You can also carry out this computation from a life-expectancy standpoint and you'll get what I think is a similarly obvious answer there. I'm not going to write this down here because the computation is longer (you really want to do a summation over some gross data that can't be summed symbolically), but feel free to work through it yourself for parameters that match your life, if you're interested. And BTW, I think that life expectancy computations understate the obviousness of the choice, since, in a naive life expectancy calculation, each year has the same value, and having a significant probability of having your life cut severely short seems worse than losing the equivalent number of expected years at the end of your life.

But my point isn't that you can see that this is wrong if you carry out some kind complex calculation to see that this smart comment is wrong, it's that smart people are capable of coming up with convoluted but incorrect explanations that wouldn't even occur to a normal person. Some people seem to do this kind of reflexively?

This is one reason I'm not super excited about interviews designed to pick out "smart people". There's a kind of verbal quick-wittedness and concomitant ability to come up with rationalizations for anything that codes as smart that's easy to spot in interviews. The kinds of smarts that are actually useful on the job are much harder to spot in interviews, so interviews at places that are really obsessed with hiring the smartest people often turn up people who are smart in a way that doesn't really lead them to the right answer.

Comments

> There's a kind of verbal quick-wittedness and concomitant ability to come up with rationalizations for anything. The peril of this skill is the key point of the article for me. It's like the phenomenon of "knowing enough {economics, distributed systems, programming language tricks} to be dangerous." The biases and failure modes of "simple" conversations are often well-known, but "leveling up" opens up the set of arguments greatly, and the rigor and scrutiny must raise correspondingly. In this case, using numerical decision theory arguments for deciding whether to buy a new car mandates rigor to ensure you're not subtly fooling yourself, since it's really easy to do so. Intuitively deciding to decide a new car based on seeing the advances in safety has its own set of biases, but it's probably easier to feel them out. Similarly, it's easier to foretell potential problems with simple system designs than complicated ones.
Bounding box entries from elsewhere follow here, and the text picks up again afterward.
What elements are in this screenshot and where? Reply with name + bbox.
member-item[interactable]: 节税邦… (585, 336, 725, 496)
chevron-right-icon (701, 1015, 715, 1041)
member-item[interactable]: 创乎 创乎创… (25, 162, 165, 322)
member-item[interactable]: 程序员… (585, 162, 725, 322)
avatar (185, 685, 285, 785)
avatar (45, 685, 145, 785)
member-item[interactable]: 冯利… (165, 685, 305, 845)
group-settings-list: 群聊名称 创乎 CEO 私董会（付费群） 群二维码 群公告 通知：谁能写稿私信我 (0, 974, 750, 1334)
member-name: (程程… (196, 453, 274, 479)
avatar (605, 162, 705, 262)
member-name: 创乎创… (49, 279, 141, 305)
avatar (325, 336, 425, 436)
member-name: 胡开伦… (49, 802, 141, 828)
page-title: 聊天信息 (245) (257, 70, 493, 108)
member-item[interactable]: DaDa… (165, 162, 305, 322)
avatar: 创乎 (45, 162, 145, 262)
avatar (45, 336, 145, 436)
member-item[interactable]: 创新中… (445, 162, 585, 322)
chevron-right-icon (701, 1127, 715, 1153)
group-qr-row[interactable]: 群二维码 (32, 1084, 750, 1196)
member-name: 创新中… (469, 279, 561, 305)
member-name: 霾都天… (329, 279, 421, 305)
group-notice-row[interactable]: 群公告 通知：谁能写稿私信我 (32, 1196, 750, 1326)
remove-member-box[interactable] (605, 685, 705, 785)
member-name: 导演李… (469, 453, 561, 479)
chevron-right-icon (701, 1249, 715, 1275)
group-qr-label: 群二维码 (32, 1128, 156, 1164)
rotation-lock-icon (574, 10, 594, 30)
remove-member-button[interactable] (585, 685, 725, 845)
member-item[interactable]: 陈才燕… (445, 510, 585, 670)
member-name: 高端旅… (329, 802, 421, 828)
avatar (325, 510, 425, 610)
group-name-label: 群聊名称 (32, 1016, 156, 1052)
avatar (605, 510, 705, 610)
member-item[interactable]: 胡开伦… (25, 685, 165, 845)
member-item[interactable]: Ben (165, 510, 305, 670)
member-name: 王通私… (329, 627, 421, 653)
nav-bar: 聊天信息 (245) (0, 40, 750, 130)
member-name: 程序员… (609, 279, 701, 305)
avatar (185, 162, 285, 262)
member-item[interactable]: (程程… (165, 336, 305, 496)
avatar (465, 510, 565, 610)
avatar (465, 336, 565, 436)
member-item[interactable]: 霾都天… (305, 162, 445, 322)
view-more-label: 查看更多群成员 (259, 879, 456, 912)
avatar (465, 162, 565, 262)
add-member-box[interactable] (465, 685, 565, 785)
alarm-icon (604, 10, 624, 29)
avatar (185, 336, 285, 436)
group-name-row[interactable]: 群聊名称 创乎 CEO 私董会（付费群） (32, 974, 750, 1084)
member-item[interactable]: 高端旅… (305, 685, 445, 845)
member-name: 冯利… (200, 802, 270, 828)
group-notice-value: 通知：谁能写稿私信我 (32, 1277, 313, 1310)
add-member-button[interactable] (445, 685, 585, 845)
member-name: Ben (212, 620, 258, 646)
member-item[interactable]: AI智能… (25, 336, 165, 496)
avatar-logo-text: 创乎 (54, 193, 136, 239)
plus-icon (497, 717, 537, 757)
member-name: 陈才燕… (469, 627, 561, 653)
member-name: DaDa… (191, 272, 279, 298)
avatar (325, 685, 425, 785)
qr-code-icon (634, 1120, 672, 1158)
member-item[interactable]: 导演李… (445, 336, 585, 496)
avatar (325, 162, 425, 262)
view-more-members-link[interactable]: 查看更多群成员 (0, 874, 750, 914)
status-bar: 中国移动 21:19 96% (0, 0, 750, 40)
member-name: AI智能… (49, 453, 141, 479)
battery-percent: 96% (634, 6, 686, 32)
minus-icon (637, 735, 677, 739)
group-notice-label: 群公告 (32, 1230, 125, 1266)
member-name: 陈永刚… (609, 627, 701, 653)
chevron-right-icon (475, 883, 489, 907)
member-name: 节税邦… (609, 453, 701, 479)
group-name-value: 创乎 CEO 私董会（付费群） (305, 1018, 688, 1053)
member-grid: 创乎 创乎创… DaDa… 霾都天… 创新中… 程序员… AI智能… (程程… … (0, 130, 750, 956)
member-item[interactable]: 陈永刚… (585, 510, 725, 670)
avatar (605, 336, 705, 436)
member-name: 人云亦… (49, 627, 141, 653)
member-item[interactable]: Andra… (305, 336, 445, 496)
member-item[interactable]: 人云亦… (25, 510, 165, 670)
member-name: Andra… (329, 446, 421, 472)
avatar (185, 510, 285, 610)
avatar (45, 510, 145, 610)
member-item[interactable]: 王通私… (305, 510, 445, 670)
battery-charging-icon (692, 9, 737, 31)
This is another one where I don't think you really need to do the computation. By the time someone is middle aged, they're likely to know someone roughly in their age cohort who's died (for me, two people I knew directly, I'm not counting friends of friends who I haven't met; if I did, there would be too many to easily get a count, and I'm at an age where people say I shouldn't say really say I'm middle aged), indicating that the probably of dying isn't trivial and is likely over 1e-10. But you can also pretty easily convert from the ratio to a life expectancy change, it's just messy since you need to compute the probability of death over multiple time periods.

I think you motion towards this re the life-expectancy comment, but I thought worth bringing up regardless: the metric of "% change in probability of death this year" isn't a great metric, since it's so influenced by the base rate. At the extreme, we could live in an extremely safe world where there's a 2e-10 chance of dying each year, but then we all die aged 100. We shouldn't spend much of our income reducing that to a 1e-10 chance, because it doesn't give us much more expected life. As a result, I'm not sure the discussion of your relative death risk in other factors matters that much, unless those change your expected lifetime significantly (i.e. even the average person is unlikely to die of a drug overdose, relative to cancer) Though on reflection, am I falling into the trap this blog post points out, and finding some "clever" angle that doesn't change the central point of the discussion?